= Annie Stack =

Annie Stack was well-known around Toodyay, Western Australia as an energetic and resourceful Noongar woman.

Although locals recall her being strong-willed and fierce if crossed, she had their respect as a hard-worker and being business-like in her dealings. She managed a team of workers based at her camp at Culham and contracted out their labour. Stack could also be wily when it came to dealing with authorities, especially when it involved her children. She had good reason given the government policies of the day, now referred to as the Stolen Generations, and the battles she had to fight, and often lost to regain them from the Moore River Settlement.

==Personal life==
Stack was born in 1894 at Culham, a farming area north of the town of Toodyay. The Aboriginal camp where she was based was along Chatcup Road east of Culham homestead, and known as Djudjerin.
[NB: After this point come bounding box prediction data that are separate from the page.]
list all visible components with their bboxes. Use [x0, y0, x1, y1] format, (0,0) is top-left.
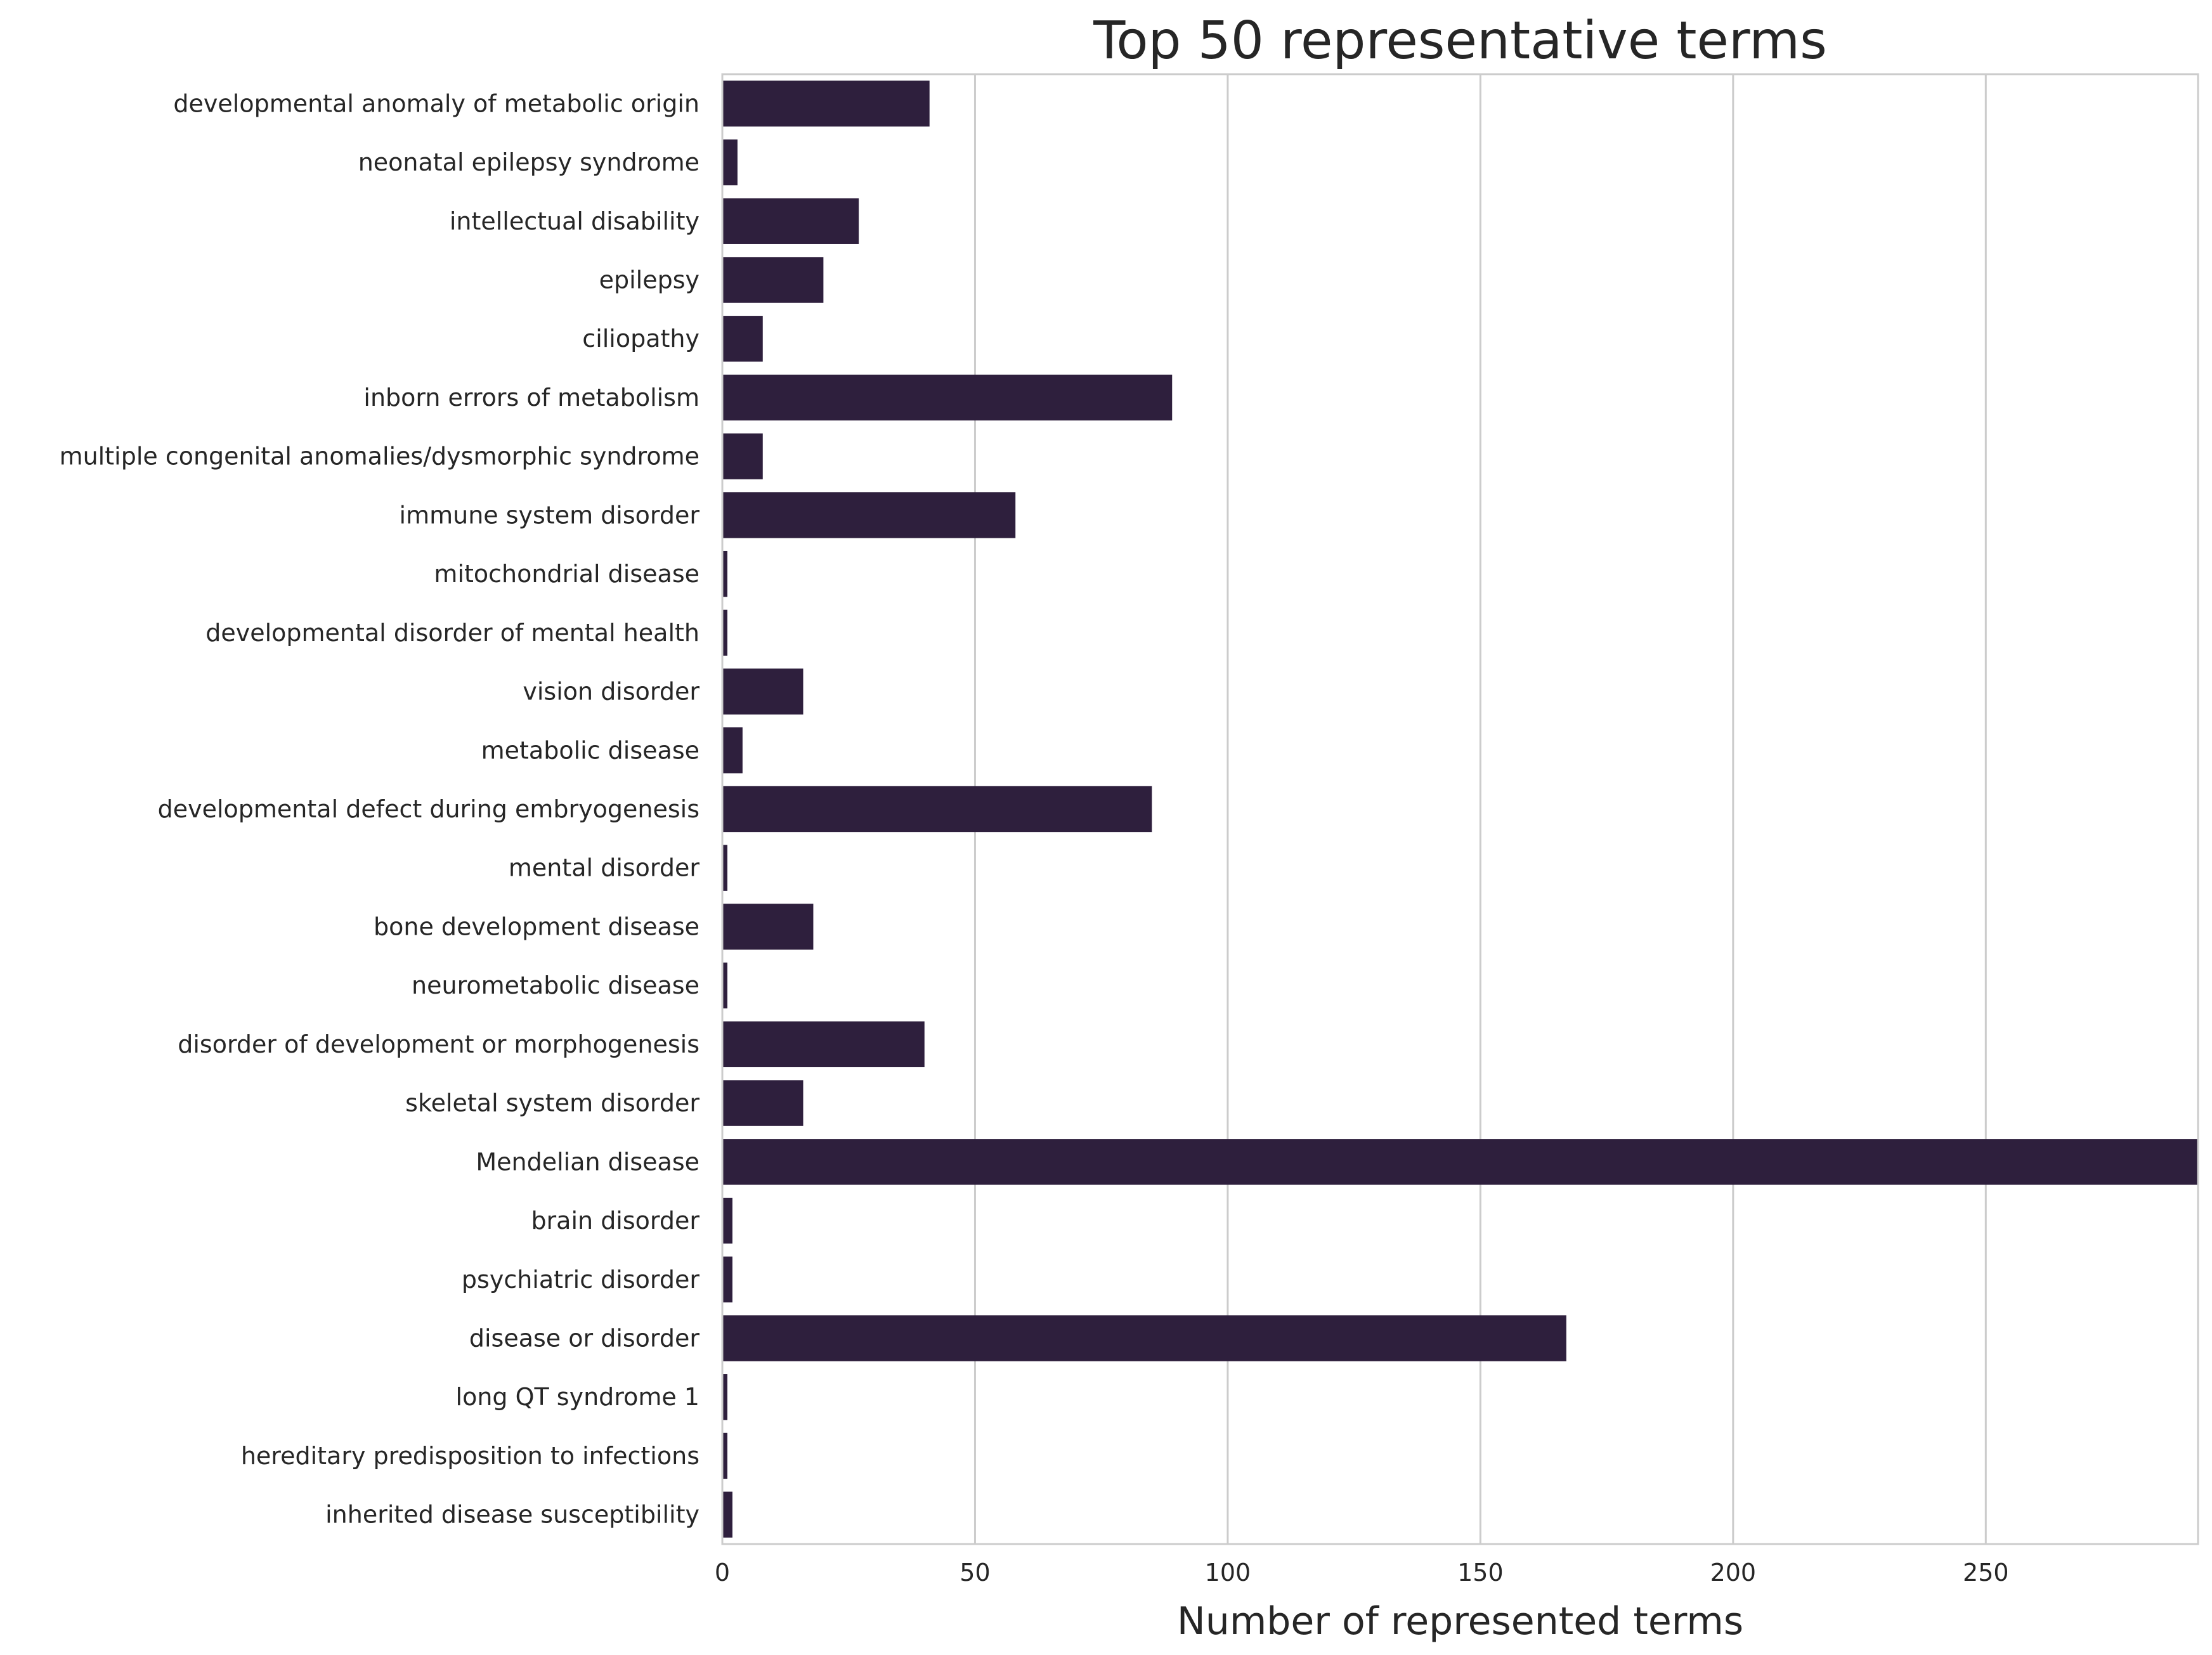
bar [722, 1021, 925, 1068]
bar [722, 81, 930, 127]
bar [722, 1315, 1566, 1361]
category-label: epilepsy [599, 266, 699, 294]
bar [722, 1197, 732, 1244]
category-label: ciliopathy [582, 325, 699, 353]
category-label: inherited disease susceptibility [325, 1501, 699, 1529]
category-label: inborn errors of metabolism [363, 384, 699, 412]
bar [722, 1080, 803, 1126]
bar [722, 668, 803, 715]
x-axis-title: Number of represented terms [1177, 1599, 1743, 1644]
bar [722, 433, 763, 479]
category-label: immune system disorder [400, 501, 700, 529]
bar [722, 1491, 732, 1538]
bar [722, 374, 1173, 421]
category-label: hereditary predisposition to infections [241, 1442, 699, 1470]
bars [722, 81, 2198, 1538]
bar [722, 786, 1152, 833]
bar [722, 1256, 732, 1302]
bar [722, 1374, 727, 1420]
bar [722, 316, 763, 362]
category-label: mitochondrial disease [434, 560, 699, 588]
category-label: disorder of development or morphogenesis [178, 1030, 699, 1058]
bar [722, 139, 738, 186]
category-label: vision disorder [523, 678, 699, 706]
category-label: neurometabolic disease [412, 971, 699, 999]
bar [722, 257, 824, 303]
x-tick-label: 150 [1457, 1559, 1504, 1587]
bar [722, 962, 727, 1009]
bar [722, 198, 859, 244]
bar [722, 1139, 2198, 1185]
category-label: mental disorder [509, 854, 699, 882]
category-label: multiple congenital anomalies/dysmorphic… [60, 443, 699, 471]
category-label: long QT syndrome 1 [456, 1383, 699, 1411]
category-label: developmental anomaly of metabolic origi… [173, 89, 699, 117]
category-label: psychiatric disorder [462, 1266, 699, 1294]
x-tick-label: 100 [1205, 1559, 1251, 1587]
x-tick-label: 200 [1710, 1559, 1757, 1587]
category-label: brain disorder [531, 1207, 699, 1235]
plot-frame [721, 73, 2199, 1545]
category-labels: developmental anomaly of metabolic origi… [60, 89, 700, 1528]
category-label: disease or disorder [469, 1324, 700, 1352]
x-tick-label: 250 [1963, 1559, 2009, 1587]
category-label: Mendelian disease [476, 1148, 699, 1176]
bar [722, 904, 814, 950]
bar [722, 727, 743, 774]
category-label: developmental defect during embryogenesi… [158, 795, 699, 823]
bar [722, 1432, 727, 1479]
category-label: skeletal system disorder [405, 1089, 699, 1117]
category-label: developmental disorder of mental health [205, 619, 699, 647]
x-tick-label: 50 [960, 1559, 990, 1587]
bar [722, 550, 727, 597]
category-label: intellectual disability [450, 207, 699, 235]
bar [722, 845, 727, 891]
bar [722, 609, 727, 656]
x-tick-labels: 0 50 100 150 200 250 [715, 1559, 2009, 1587]
category-label: bone development disease [374, 912, 699, 940]
x-tick-label: 0 [715, 1559, 730, 1587]
category-label: neonatal epilepsy syndrome [358, 148, 699, 176]
chart-title: Top 50 representative terms [1093, 11, 1827, 71]
bar [722, 492, 1016, 538]
category-label: metabolic disease [481, 736, 699, 764]
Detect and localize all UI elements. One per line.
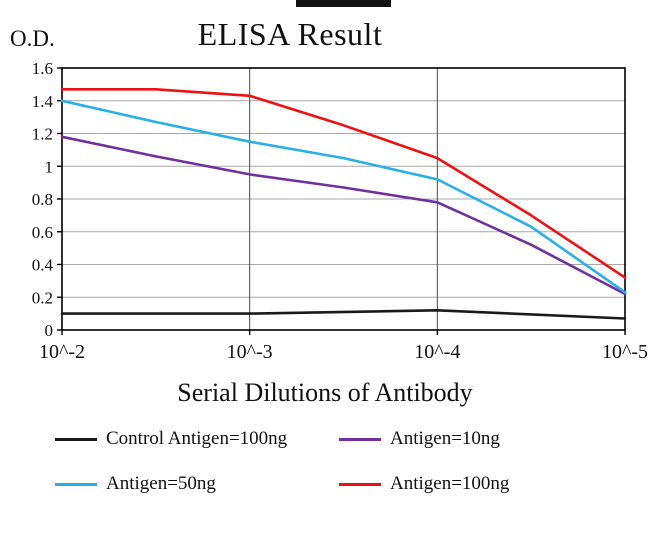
legend-swatch [339,482,381,486]
legend-swatch [55,482,97,486]
legend-item-antigen-10ng: Antigen=10ng [339,428,615,450]
legend-label: Antigen=50ng [106,473,216,494]
y-tick-label: 0.2 [32,288,53,307]
y-axis-title: O.D. [10,26,55,51]
x-tick-label: 10^-4 [414,341,460,363]
y-tick-label: 1 [45,157,54,176]
legend-item-antigen-100ng: Antigen=100ng [339,473,615,495]
legend-swatch [339,437,381,441]
y-tick-label: 0.8 [32,190,53,209]
chart-title: ELISA Result [197,16,383,52]
y-tick-label: 0.4 [32,256,54,275]
legend-label: Antigen=100ng [390,473,510,494]
legend-swatch [55,437,97,441]
y-tick-label: 1.2 [32,125,53,144]
y-tick-label: 1.4 [32,92,54,111]
plot-svg: 0 0.2 0.4 0.6 0.8 1 1.2 1.4 1.6 10^-2 10^-3 10^-4 10… [32,60,648,363]
y-tick-label: 0 [45,321,54,340]
x-axis-title: Serial Dilutions of Antibody [177,378,473,407]
cropped-image-artifact [296,0,391,7]
y-tick-label: 1.6 [32,60,53,78]
legend: Control Antigen=100ng Antigen=10ng Antig… [55,428,615,495]
series-line-3 [60,87,627,279]
legend-item-antigen-50ng: Antigen=50ng [55,473,339,495]
legend-item-control-antigen-100ng: Control Antigen=100ng [55,428,339,450]
legend-label: Control Antigen=100ng [106,428,288,449]
series-line-1 [60,135,627,296]
x-tick-label: 10^-3 [227,341,273,363]
y-tick-label: 0.6 [32,223,53,242]
series-line-0 [60,309,627,320]
series-line-2 [60,99,627,294]
x-tick-label: 10^-2 [39,341,85,363]
x-tick-label: 10^-5 [602,341,648,363]
legend-label: Antigen=10ng [390,428,500,449]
While the details of her life and family are still the subject of research, it is known her mother, Maggie Townsend came from the Pilbara region and her father may have been Christian Danbury.
In 1912 Stack married James Yerbal who was also known as James Stack of New Norcia. Her second marriage was to Joseph Jackamurra also of New Norcia. It is believed she had about five children, Abraham, Kathleen, John, George Richard and Lila, and that some or all of them were from her second marriage.

During the 1930s Stack married for the third time to Wilfred Morrison. A boy Benjamin Wilson Morrison was born at Pinjarra on 2 November 1932. Ben was educated at the New Norcia mission. Around 1938 the family were living in a camp at Guildford, and spent some time at Moore River. They also moved about visiting and living in various camps in the Wheatbelt region and in the Swan Valley. Stack's life had its share of incidents. These were reported in the press and recorded by the authorities providing some details of where she was living at the time and the names of her extended family. (Note: For example in August 1939 Stack was charged with assaulting Joseph Parfitt, in Northam, though she stated it was an accident.) One serious incident in 1944, in which Stack and her daughter Jean were assaulted by Jean's husband, left her in Northam Hospital for a fortnight.

In 1940 her son Ben was sent to Moore River Native Settlement and kept there until 1950. Stack, who gained a reputation for being bad tempered and probably seen as a nuisance by the authorities, had been labelled an "expelled" woman. This meant she was not allowed entry to the place and was refused permission to see her son Benjamin. (Note: Ben Morrison’s death in the Fremantle lockup, when he was aged 55 years, was to be part of the 1980-1989 Deaths in Custody enquiry.) There were other incidents involving hiding children, they may or may not have been her own, and misleading police about their whereabouts and perhaps to whom they actually belonged to.

== Work life ==
From the 1940s in Toodyay, Stack and her Culham team undertook contracts for land-clearing and fencing, charging at a per acre rate. They also collected wool from dead sheep, and fleece that had been caught in fencing wire. The wool was baled and sold to Woolcox-Mofflin, a firm based in the metropolitan area, for scouring.

Stack was well known to the local shopkeepers in Toodyay. She helped needy friends by promising to pay their bills, which she always did, and there is the famous story about how she argued with the local butchers about not paying for kangaroo meat. After all, it was a native animal, it had been here before the Europeans, and by rights belonged to the Aboriginal people.

Stack’s reputation was such that she became known as the "Queen of Toodyay". Locals remember her as a tall woman with white hair, and plenty of character. This is captured in the lively portrait taken of her by professional photographer Alex Risco who had a studio in Northam. (Note: The photograph is held by the Toodyay Historical Society Inc. Alex Risco was a Russian migrant who came to Western Australia after the Second World War.) The portrait was titled "Queen of Toodyay". Whether the title was based on local lore, or that was how she perceived herself is something we may never know.